Here are some things to consider when writing a birth plan:
Some people like birth plans, others feel it’s too restrictive. If you’ve thought about what you want and talked with your provider and feel comfortable that everyone’s on the same page and you just want to go with the flow, please do! If it feels better for you to have things organized on paper rather than in your brain, here are some tips to help you along!
- Know your options – They say if you don’t know your options, you don’t have any. Research different elements of labor, birth, and postpartum. A great place to start is to read The Thinking Woman’s Guide to a Better Birth by Henci Goer and Gentle Birth Choices by Barbara Harper
- Keep it brief – No hospital staff is willing to read a 20-page manifesto! Keep it simple and use bullets or numbers.
- Prioritize – There are so many things you might want in your birth but choose the few that really mean a lot to you, ie, keeping the baby with you skin-to-skin after birth. Don’t put things in your birth plan that you know aren’t allowed, for example if the hospital doesn’t allow waterbirth, it won’t mean much that it’s in your plan.
- Use positive language – No one wants to deal with a belligerent person! Instead of “We don’t want the baby taken away” say “We prefer the baby to be examined on mom’s chest and to stay skin-to-skin as long as possible”
- Separate wishes into categories – By organizing the list into “Labor”, “Birth”, “Postpartum”, and “Newborn Care” staff can easily find what your wishes are.
- Talk with your Partner – It’s important you’re on the same page
- Show the plan to everyone involved – Make sure your midwife/OB/doula know what your wishes are and can respect them.
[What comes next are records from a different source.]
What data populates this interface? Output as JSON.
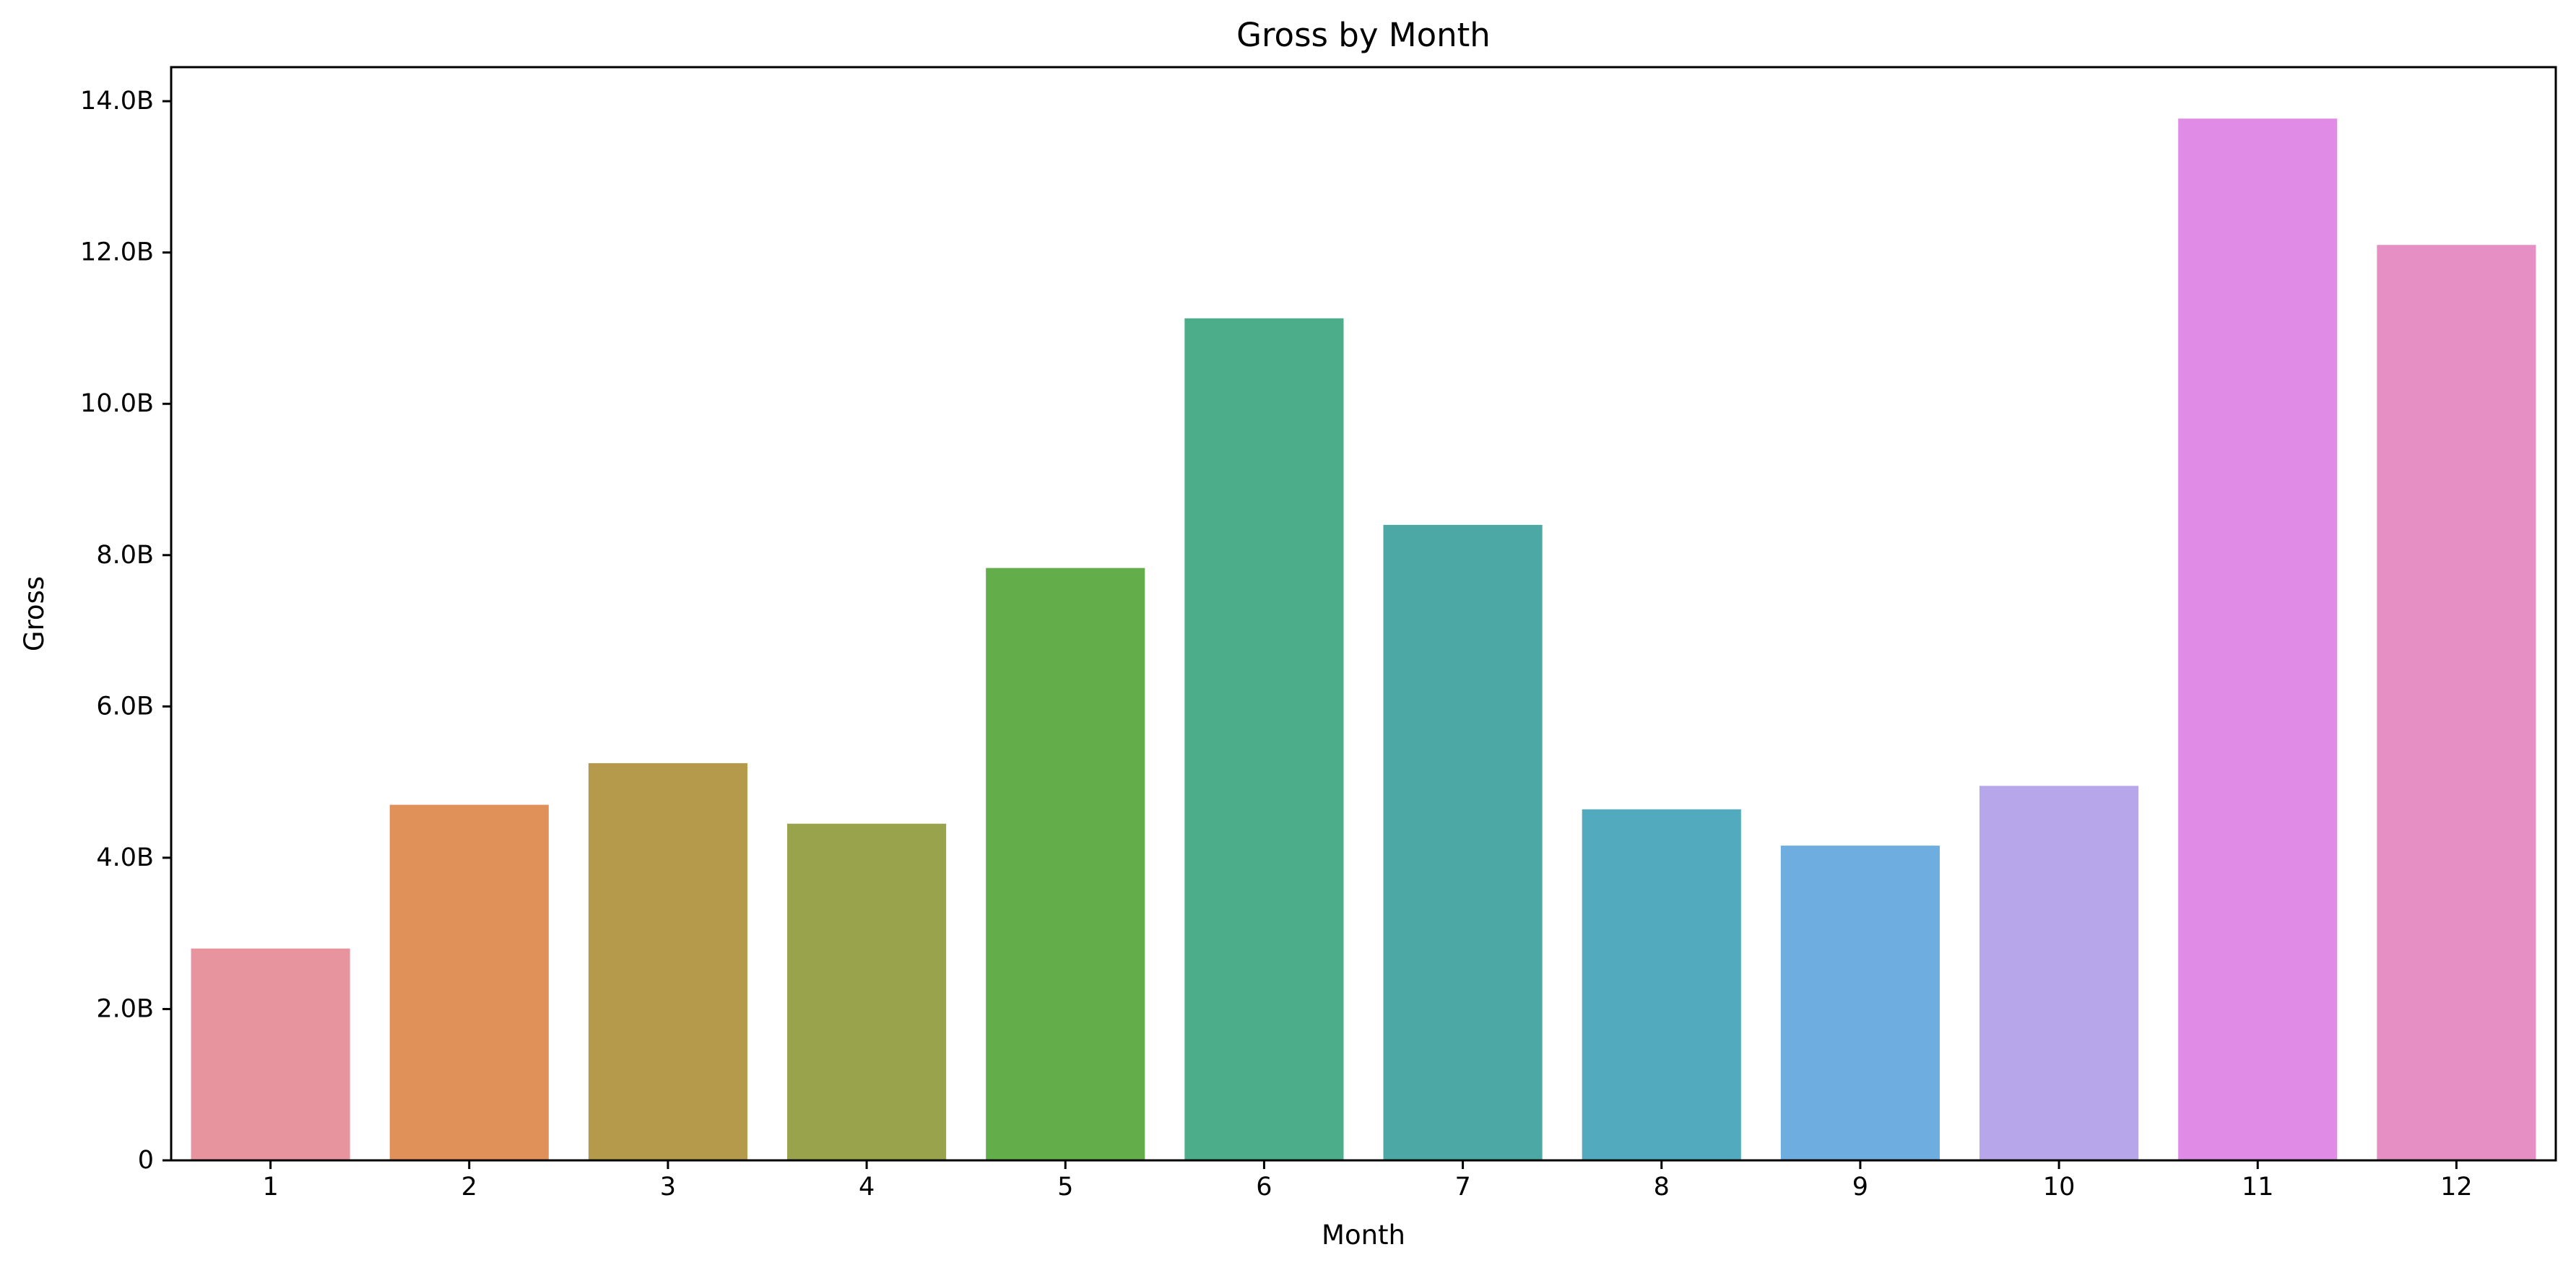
{
  "chart_data": {
    "type": "bar",
    "title": "Gross by Month",
    "xlabel": "Month",
    "ylabel": "Gross",
    "categories": [
      "1",
      "2",
      "3",
      "4",
      "5",
      "6",
      "7",
      "8",
      "9",
      "10",
      "11",
      "12"
    ],
    "values": [
      2800000000.0,
      4700000000.0,
      5250000000.0,
      4450000000.0,
      7830000000.0,
      11130000000.0,
      8400000000.0,
      4640000000.0,
      4160000000.0,
      4950000000.0,
      13770000000.0,
      12100000000.0
    ],
    "ylim": [
      0,
      14450000000.0
    ],
    "yticks": [
      0,
      2000000000.0,
      4000000000.0,
      6000000000.0,
      8000000000.0,
      10000000000.0,
      12000000000.0,
      14000000000.0
    ],
    "ytick_labels": [
      "0",
      "2.0B",
      "4.0B",
      "6.0B",
      "8.0B",
      "10.0B",
      "12.0B",
      "14.0B"
    ],
    "colors": [
      "#e8949f",
      "#e0915a",
      "#b69a4b",
      "#98a34b",
      "#63ae4a",
      "#4cad8a",
      "#4ca8a5",
      "#51aabd",
      "#6daddf",
      "#b7a7ea",
      "#e08ce7",
      "#e68fc4"
    ],
    "grid": false,
    "legend": false
  }
}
If they can’t respect a vital point, it may be time to find a new care provider. Remember, it’s never too late to make a change that could mean a world of difference to your birth!
- Find out about waivers – See if you need to sign waivers to decline something in hospital/birth center policy. For example, you may need to sign a waiver if you don’t want eye drops for the baby because you don’t, say, have a venereal disease.
- Have care providers sign the plan – Keep the plan in your chart and carry one with you in your bag if it makes you feel more at ease.
- BE FLEXIBLE! – Everyone has an idea of their ideal birth but it’s important to be flexible if something unexpected happens. The main point is that you feel respected and consulted at every twist and turn of labor and birth.